First, it is most unfair that a person receiving supplementary benefit who has a straightforward mortgage receives assistance with the interest for as long as he needs it, but no assistance with the capital, while a person with an endowment mortgage, because he pays only interest, receives the full cost in supplementary benefit. That is clearly an anomaly.

Secondly, a person buying his own house through a mortgage applies for supplementary benefit to assist with the mortgage, but, as I understand the scheme, he must still go to the town hall, passported, to obtain assistance with his rates. It seems particularly bureaucratic that a person who receives most of his housing cost from supplementary benefit must still go on to the town hall to obtain assistance with his rates. If the Department is not handing over to the local authority responsibility for payments towards the mortgage, it seems far better that he should receive one benefit from supplementary benefit to cover both the mortgage interest and the rate rebate.

Sir George Young

The Government have addressed themselves to the issues mentioned by the hon. Member for Stockport, North (Mr. Bennett) and they were touched on in the consultative document "Assistance with Housing Costs" that we issued in March last year.

In response to the hon. Gentleman's final point about the owner-occupier who has two ports of call to obtain help with his rates and with his mortgage interest, one must set against that the number of council tenants who in the future will have to go to only one place rather than two. I think that he will find that there is an overall reduction in the number of visits.

The hon. Gentleman's basic question was why we had excluded owner-occupiers from housing benefit. To a certain extent, as he pointed out, they are not excluded as they are eligible for rate rebates and their entitlement will depend on income in relation to needs, as expressed by the needs allowance and the amount of rates paid. However, owner-occupiers do not qualify for payments of mortgage interest under the current HB proposals. To that extent, therefore, there is really no change from the existing system for rent rebates and rent allowances. The reason for that is that owner-occupiers in receipt of supplementary benefit usually have their mortgage interest payments met in full, while others can claim tax relief on the interest payments or its equivalent in the form of option mortgage subsidy.

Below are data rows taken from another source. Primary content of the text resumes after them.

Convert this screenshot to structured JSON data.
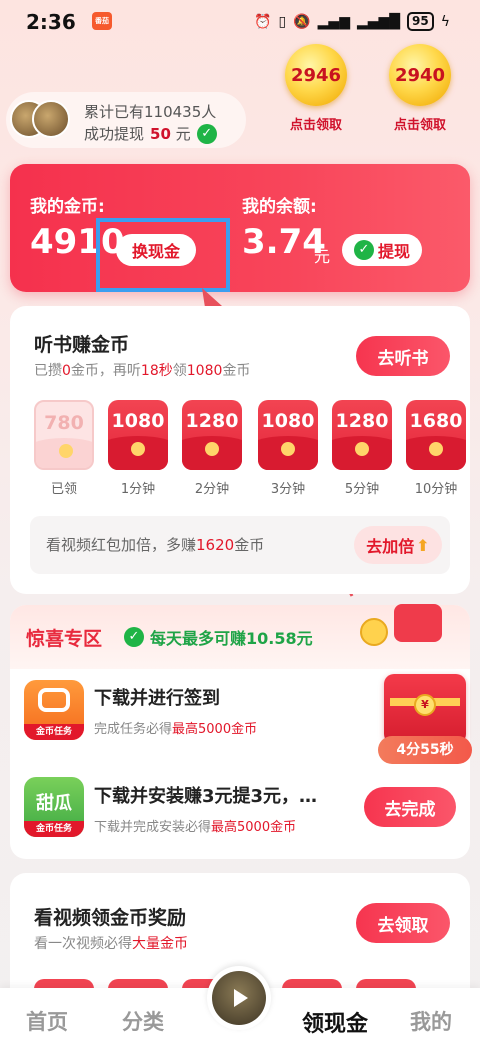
{
  "status_bar": {
    "time": "2:36",
    "app_badge": "番茄",
    "icons": [
      "alarm-icon",
      "vibrate-icon",
      "mute-icon",
      "signal-icon",
      "signal-icon",
      "battery-icon",
      "charging-icon"
    ],
    "battery": "95"
  },
  "top": {
    "stat_line1": "累计已有110435人",
    "stat_prefix": "成功提现",
    "stat_amount": "50",
    "stat_unit": "元",
    "coins": [
      {
        "value": "2946",
        "label": "点击领取"
      },
      {
        "value": "2940",
        "label": "点击领取"
      }
    ]
  },
  "balance": {
    "coins_label": "我的金币:",
    "coins_value": "4910",
    "exchange_btn": "换现金",
    "cash_label": "我的余额:",
    "cash_value": "3.74",
    "cash_unit": "元",
    "withdraw_btn": "提现"
  },
  "listen": {
    "title": "听书赚金币",
    "sub_parts": [
      "已攒",
      "0",
      "金币，再听",
      "18秒",
      "领",
      "1080",
      "金币"
    ],
    "cta": "去听书",
    "envelopes": [
      {
        "value": "780",
        "label": "已领",
        "done": true
      },
      {
        "value": "1080",
        "label": "1分钟",
        "done": false
      },
      {
        "value": "1280",
        "label": "2分钟",
        "done": false
      },
      {
        "value": "1080",
        "label": "3分钟",
        "done": false
      },
      {
        "value": "1280",
        "label": "5分钟",
        "done": false
      },
      {
        "value": "1680",
        "label": "10分钟",
        "done": false
      }
    ],
    "double_prefix": "看视频红包加倍，多赚",
    "double_amount": "1620",
    "double_suffix": "金币",
    "double_btn": "去加倍"
  },
  "surprise": {
    "title": "惊喜专区",
    "subtitle": "每天最多可赚10.58元",
    "tasks": [
      {
        "icon_badge": "金币任务",
        "title": "下载并进行签到",
        "sub_prefix": "完成任务必得",
        "sub_red": "最高5000金币",
        "icon_text": "",
        "icon_color": "#f6812e"
      },
      {
        "icon_badge": "金币任务",
        "title": "下载并安装赚3元提3元，…",
        "sub_prefix": "下载并完成安装必得",
        "sub_red": "最高5000金币",
        "btn": "去完成",
        "icon_text": "甜瓜",
        "icon_color": "#4cc157"
      }
    ],
    "timer": "4分55秒"
  },
  "video": {
    "title": "看视频领金币奖励",
    "sub_prefix": "看一次视频必得",
    "sub_red": "大量金币",
    "cta": "去领取"
  },
  "nav": {
    "items": [
      "首页",
      "分类",
      "领现金",
      "我的"
    ],
    "active": "领现金"
  },
  "colors": {
    "accent": "#f5314d",
    "wechat": "#1fb446",
    "highlight": "#3b9ef0"
  }
}
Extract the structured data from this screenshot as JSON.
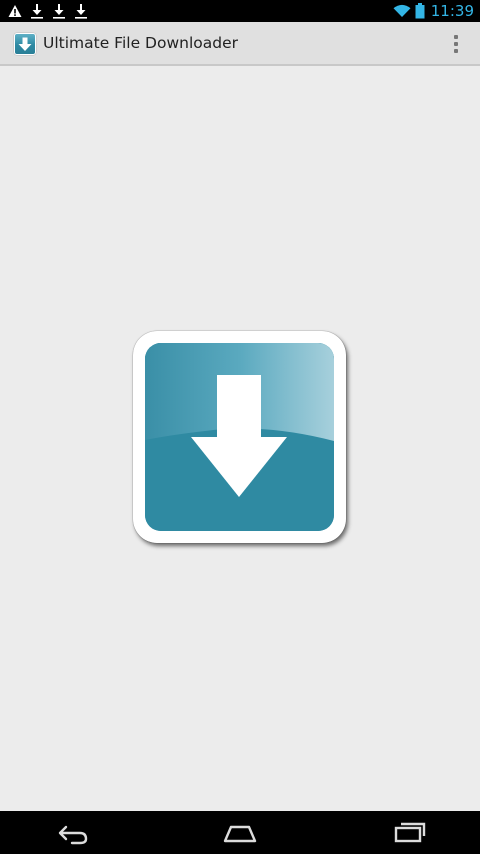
{
  "status_bar": {
    "time": "11:39",
    "left_icons": [
      "warning-icon",
      "download-icon",
      "download-icon",
      "download-icon"
    ],
    "right_icons": [
      "wifi-icon",
      "battery-icon"
    ],
    "accent_color": "#33b5e5"
  },
  "action_bar": {
    "title": "Ultimate File Downloader",
    "app_icon": "download-app-icon",
    "overflow_icon": "overflow-menu-icon"
  },
  "content": {
    "logo": "download-arrow-logo",
    "logo_color": "#2f8aa2"
  },
  "nav_bar": {
    "buttons": [
      "back-icon",
      "home-icon",
      "recent-apps-icon"
    ]
  }
}
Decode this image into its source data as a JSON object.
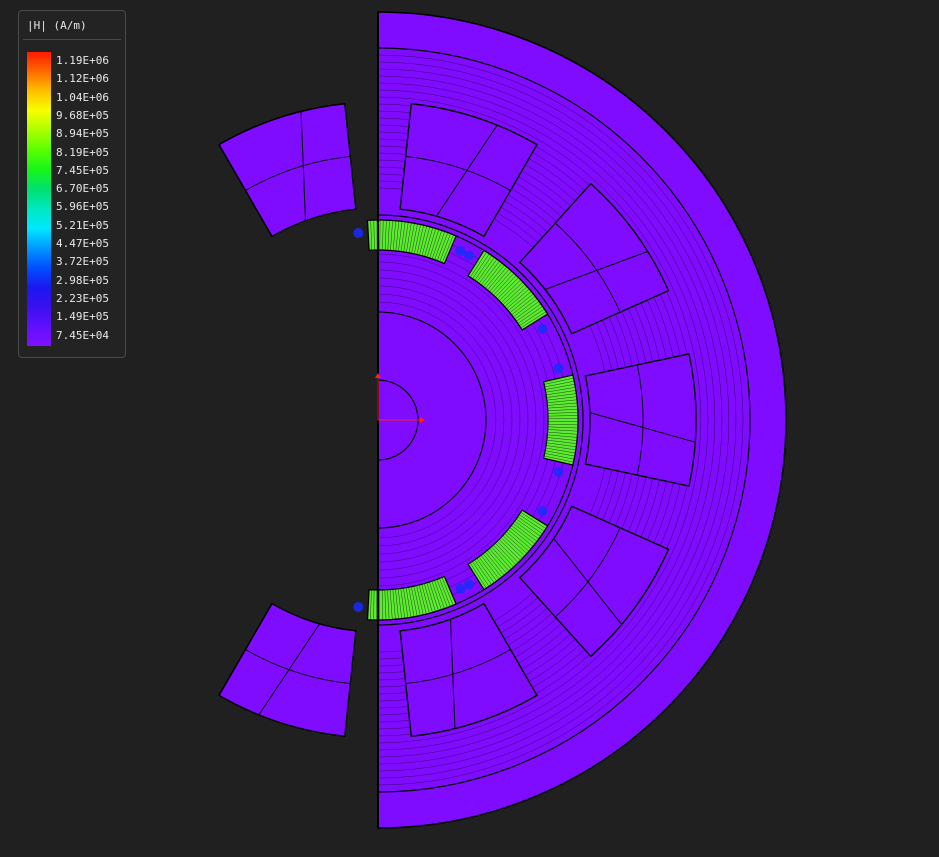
{
  "legend": {
    "title": "|H| (A/m)",
    "ticks": [
      "1.19E+06",
      "1.12E+06",
      "1.04E+06",
      "9.68E+05",
      "8.94E+05",
      "8.19E+05",
      "7.45E+05",
      "6.70E+05",
      "5.96E+05",
      "5.21E+05",
      "4.47E+05",
      "3.72E+05",
      "2.98E+05",
      "2.23E+05",
      "1.49E+05",
      "7.45E+04"
    ],
    "colormap": [
      "#ff1a00",
      "#ff6a00",
      "#ffc000",
      "#f7ff00",
      "#aaff00",
      "#5aff00",
      "#17f51a",
      "#00e070",
      "#00e8c0",
      "#00e8ff",
      "#0098ff",
      "#0050ff",
      "#1a18f0",
      "#3a10f0",
      "#6010ff",
      "#8010ff"
    ]
  },
  "colors": {
    "background": "#202020",
    "core": "#7f0cff",
    "magnet": "#5cea32",
    "outline": "#000000",
    "hotspot": "#1a2cff",
    "axis": "#ff2020"
  }
}
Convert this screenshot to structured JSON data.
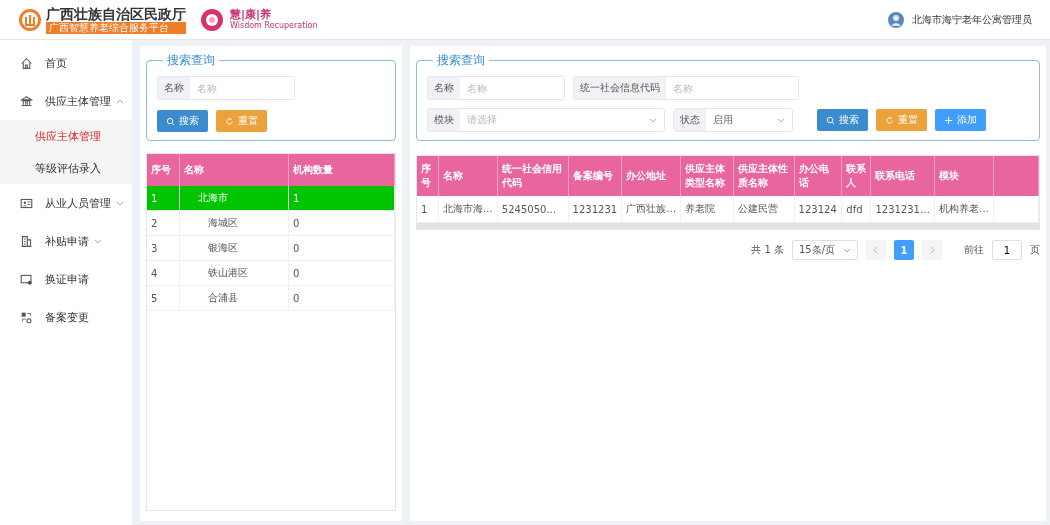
{
  "header": {
    "org_title": "广西壮族自治区民政厅",
    "org_subtitle": "广西智慧养老综合服务平台",
    "brand_title": "慧|康|养",
    "brand_subtitle": "Wisdom Recuperation",
    "user": "北海市海宁老年公寓管理员"
  },
  "sidebar": {
    "items": [
      {
        "label": "首页"
      },
      {
        "label": "供应主体管理",
        "expanded": true,
        "children": [
          {
            "label": "供应主体管理",
            "selected": true
          },
          {
            "label": "等级评估录入",
            "selected": false
          }
        ]
      },
      {
        "label": "从业人员管理",
        "expanded": false
      },
      {
        "label": "补贴申请",
        "expanded": false
      },
      {
        "label": "换证申请"
      },
      {
        "label": "备案变更"
      }
    ]
  },
  "left_panel": {
    "search": {
      "legend": "搜索查询",
      "fields": [
        {
          "label": "名称",
          "placeholder": "名称"
        }
      ],
      "buttons": [
        {
          "kind": "search",
          "label": "搜索"
        },
        {
          "kind": "reset",
          "label": "重置"
        }
      ]
    },
    "table": {
      "columns": [
        "序号",
        "名称",
        "机构数量"
      ],
      "rows": [
        {
          "index": "1",
          "name": "北海市",
          "count": "1",
          "selected": true,
          "expanded": true,
          "children": [
            {
              "index": "2",
              "name": "海城区",
              "count": "0",
              "selected": false
            },
            {
              "index": "3",
              "name": "银海区",
              "count": "0",
              "selected": false
            },
            {
              "index": "4",
              "name": "铁山港区",
              "count": "0",
              "selected": false
            },
            {
              "index": "5",
              "name": "合浦县",
              "count": "0",
              "selected": false
            }
          ]
        }
      ]
    }
  },
  "right_panel": {
    "search": {
      "legend": "搜索查询",
      "fields": [
        {
          "kind": "input",
          "label": "名称",
          "placeholder": "名称"
        },
        {
          "kind": "input",
          "label": "统一社会信息代码",
          "placeholder": "名称"
        },
        {
          "kind": "select",
          "label": "模块",
          "placeholder": "请选择"
        },
        {
          "kind": "select",
          "label": "状态",
          "value": "启用"
        }
      ],
      "buttons": [
        {
          "kind": "search",
          "label": "搜索"
        },
        {
          "kind": "reset",
          "label": "重置"
        },
        {
          "kind": "add",
          "label": "添加"
        }
      ]
    },
    "table": {
      "columns": [
        "序号",
        "名称",
        "统一社会信用代码",
        "备案编号",
        "办公地址",
        "供应主体类型名称",
        "供应主体性质名称",
        "办公电话",
        "联系人",
        "联系电话",
        "模块"
      ],
      "rows": [
        [
          "1",
          "北海市海…",
          "5245050…",
          "1231231",
          "广西壮族…",
          "养老院",
          "公建民营",
          "123124",
          "dfd",
          "1231231…",
          "机构养老…"
        ]
      ]
    },
    "pagination": {
      "total": "共 1 条",
      "page_size": "15条/页",
      "pages": [
        {
          "label": "1",
          "selected": true
        }
      ],
      "goto_label": "前往",
      "goto_value": "1",
      "goto_suffix": "页"
    }
  }
}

To have substituted housing benefit for these arrangements would have meant a much more thorough-going, complex and arguably unnecessary reform than that which the Government have proposed, since housing benefit builds simply on the existing system of rents and rates assistance provided by local authorities.

Alternatively, to have added housing benefit assistance on to mortgage tax relief, for those receiving this, would have greatly added to the costs. If one did it on a nil-cost basis one would have had to claw back the losses from some other beneficiaries. That is why owner-occupiers are excluded from the HB system. We basically believe that the existing arrangement for helping people on low incomes on supplementary benefit is the right one, and one has the added saving in that, whereas with rents the local authority is the body receiving the rent, that is not the case with those who are paying mortgages.

For those reasons, the Government are anxious to resist the suggestion that owner-occupiers be included within the HB scheme. We see very little advantage to owner-occupiers, and we see a lot of administrative complications, and perhaps some additional costs which the Government simply cannot accept.

Mr. Andrew F. Bennett

I beg to ask leave to withdraw the amendment.

Amendment, by leave, withdrawn.

Amendment made: No. 69, in page 20, line 45, at end insert— '"prescribed" means specified in or determined in accordance with regulations'—[Sir George Young.]